Of course, six months later, some one would ask why we were treating HMO and PPO the same, and it wouldn’t be in the requirements, and I would dig out that comment.
That never helped me. Ever. Really – Bob would say “Gee, I don’t remember telling you that” and nothing would change. I would still have to change the code, and the department still had “Egg on it’s face.” (Or some other analogy)
About a year ago I got a voice recorder to record presentations and podcasts and such, but I started using them as a requirements technique about nine months ago. At the beginning of the meeting, I make it clear that the purpose of the recorder is for my own notes, that I will *NOT* be using the recordings as a conversation. At the end of the conversation, if we have changed a policy, I turn the recorder on again and do a formal one, where we have a short discussion about the change, the pros and cons, the final decision, and who is involved. I ask “Do I have the right decision makers in the room?” and get verbal agreement.

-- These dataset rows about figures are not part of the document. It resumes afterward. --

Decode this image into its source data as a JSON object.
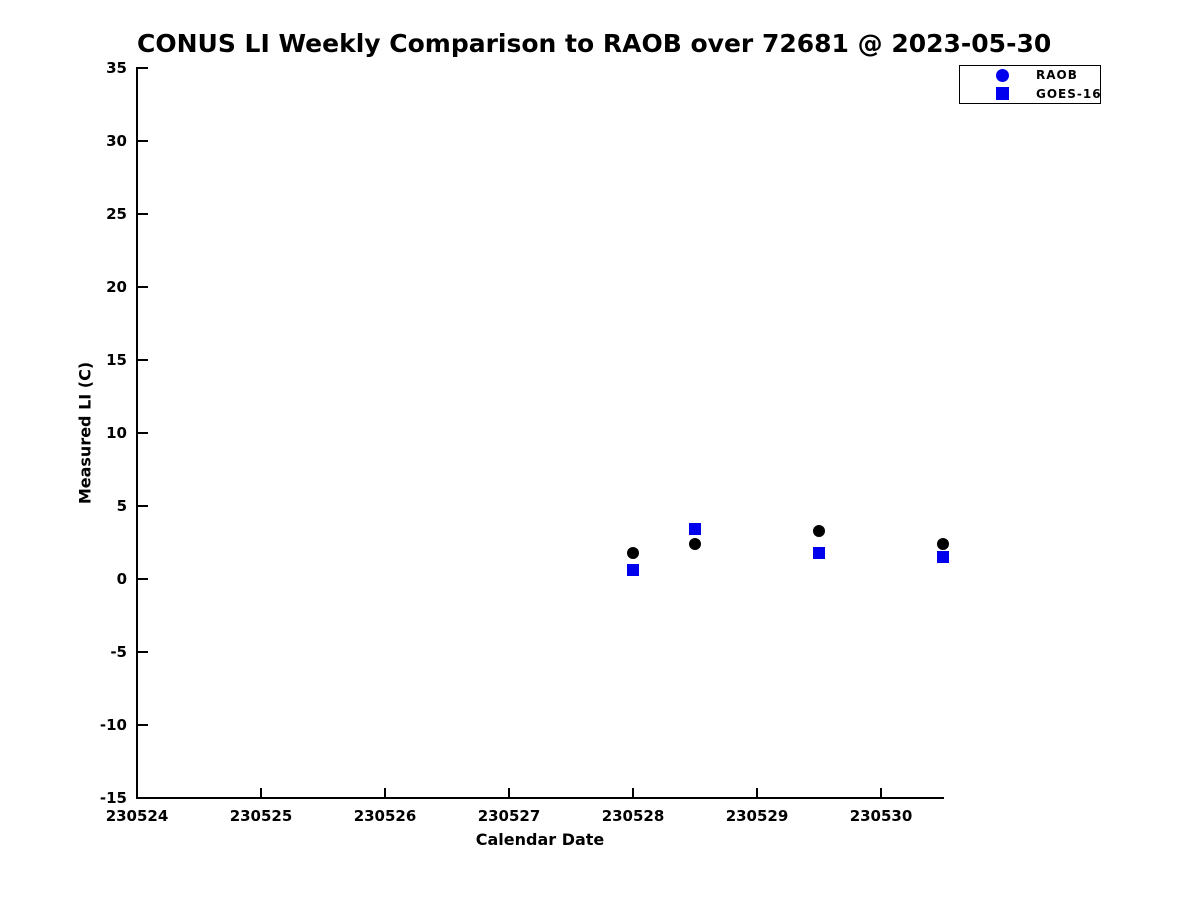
{
  "figure": {
    "background": "#ffffff",
    "text_color": "#000000"
  },
  "chart_data": {
    "type": "scatter",
    "title": "CONUS LI Weekly Comparison to RAOB over 72681 @ 2023-05-30",
    "xlabel": "Calendar Date",
    "ylabel": "Measured LI (C)",
    "xlim": [
      230524,
      230530.5
    ],
    "ylim": [
      -15,
      35
    ],
    "xticks": [
      230524,
      230525,
      230526,
      230527,
      230528,
      230529,
      230530
    ],
    "yticks": [
      35,
      30,
      25,
      20,
      15,
      10,
      5,
      0,
      -5,
      -10,
      -15
    ],
    "grid": false,
    "legend": {
      "position": "top-right",
      "border_color": "#000000",
      "background": "#ffffff"
    },
    "series": [
      {
        "name": "RAOB",
        "marker": "circle",
        "color": "#000000",
        "legend_marker_color": "#0000ee",
        "points": [
          {
            "x": 230528.0,
            "y": 1.8
          },
          {
            "x": 230528.5,
            "y": 2.4
          },
          {
            "x": 230529.5,
            "y": 3.3
          },
          {
            "x": 230530.5,
            "y": 2.4
          }
        ]
      },
      {
        "name": "GOES-16",
        "marker": "square",
        "color": "#0000ee",
        "legend_marker_color": "#0000ee",
        "points": [
          {
            "x": 230528.0,
            "y": 0.6
          },
          {
            "x": 230528.5,
            "y": 3.4
          },
          {
            "x": 230529.5,
            "y": 1.8
          },
          {
            "x": 230530.5,
            "y": 1.5
          }
        ]
      }
    ]
  }
}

THAT recording gets checked into version control, right next to the requirements doc.
Those kinds of discussion are easy to capture, easy to throw away, and I have found that anyone in the room can use a voice recorder – regardless of title.
But here’s the secret – even if I promise to throw away the notes, we behave differently when we know we are being recorded. We tend to think things through a little bit more and come to a better decision.
That is the real purpose of the device; not as a CYA tool when someone makes a bad off-the-cuff decision, but as a prevention technique, to make sure we make the right decision in the first place.
Now that is worth the seventy bucks.